Как только советская земля была освобождена и армия вступила на территорию других стран, национализм широким потоком прорвался в выступлениях печати и речах. Наиболее законченное программное выражение он получил в серии установочных статей теоретического партийного журнала «Большевик». В статьях осуждались все советские произведения и авторы, которые в прошлом так или иначе признавали влияние западных образцов и тенденций на жизнь и мысли русского народа. Более того, провозглашалось, что повсюду — в экономике, философии, политике — именно русской мысли принадлежало «всемирно-историческое значение». Даже применительно к Петру I ошибочным объявлялось говорить о западных влияниях: если он и заимствовал из иностранного опыта определенные государственные установления, то «иностранная форма только прикрывала порядки, органически выросшие на московской почве»[62].

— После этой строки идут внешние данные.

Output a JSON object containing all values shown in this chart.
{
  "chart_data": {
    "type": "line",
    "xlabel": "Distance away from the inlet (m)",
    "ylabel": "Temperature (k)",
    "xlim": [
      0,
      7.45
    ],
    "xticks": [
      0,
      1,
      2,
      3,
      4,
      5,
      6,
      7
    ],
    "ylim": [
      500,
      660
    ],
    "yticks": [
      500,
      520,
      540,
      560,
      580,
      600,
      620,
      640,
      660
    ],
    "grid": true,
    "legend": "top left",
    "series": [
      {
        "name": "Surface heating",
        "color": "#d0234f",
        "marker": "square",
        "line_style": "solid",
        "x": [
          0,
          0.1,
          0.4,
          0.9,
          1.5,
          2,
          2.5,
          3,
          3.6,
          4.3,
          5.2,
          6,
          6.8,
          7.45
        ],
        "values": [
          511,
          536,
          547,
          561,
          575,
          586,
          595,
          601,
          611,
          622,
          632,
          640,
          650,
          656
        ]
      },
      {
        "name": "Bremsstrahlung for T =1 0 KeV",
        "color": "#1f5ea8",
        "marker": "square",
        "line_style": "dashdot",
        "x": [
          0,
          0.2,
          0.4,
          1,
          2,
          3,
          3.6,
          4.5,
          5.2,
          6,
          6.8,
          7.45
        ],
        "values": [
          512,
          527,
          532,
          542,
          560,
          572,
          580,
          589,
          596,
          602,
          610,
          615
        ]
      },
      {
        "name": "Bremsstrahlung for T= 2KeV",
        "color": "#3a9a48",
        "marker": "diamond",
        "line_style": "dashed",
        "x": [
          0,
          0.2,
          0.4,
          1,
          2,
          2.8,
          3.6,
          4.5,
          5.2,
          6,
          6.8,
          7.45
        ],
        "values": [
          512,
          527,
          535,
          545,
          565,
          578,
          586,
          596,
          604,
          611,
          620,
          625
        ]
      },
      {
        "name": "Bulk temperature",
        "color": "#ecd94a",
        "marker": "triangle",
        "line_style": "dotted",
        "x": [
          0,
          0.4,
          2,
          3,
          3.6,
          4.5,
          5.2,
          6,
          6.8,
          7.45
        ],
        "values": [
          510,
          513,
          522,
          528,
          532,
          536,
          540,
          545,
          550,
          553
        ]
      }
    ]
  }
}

К этому «внешнему» аспекту национализма добавлялся другой, отражавшийся преимущественно на внутреннем положении страны. Официальная пропаганда, превознося положительное воздействие русской культуры на все другие народы Советского Союза, принялась даже восхвалять экспансионизм царской империи. Насколько можно судить, на совещании историков в июне 1944 г. раздавались встревоженные голоса по поводу этого «стремления к оправданию колониально-захватнической политики самодержавия»[63]. Но такие протесты не дали результатов. В момент победы тенденция, против которой они были направлены, получила самое авторитетное подтверждение в известном тосте Сталина: «За здоровье русского народа!» Русский народ, по его словам, «заслужил в этой войне общее признание как руководящая сила Советского Союза среди всех народов нашей страны». Журнал «Большевик» так комментировал этот краткий текст, опубликованный всей печатью на самом видном месте: «Русский народ как самый передовой по уровню культуры и экономического развития шел в авангарде всех народов СССР в деле социалистического строительства»[64]. Так, примат Великой Руси весьма прочно закреплялся в идеологическом каркасе сталинизма.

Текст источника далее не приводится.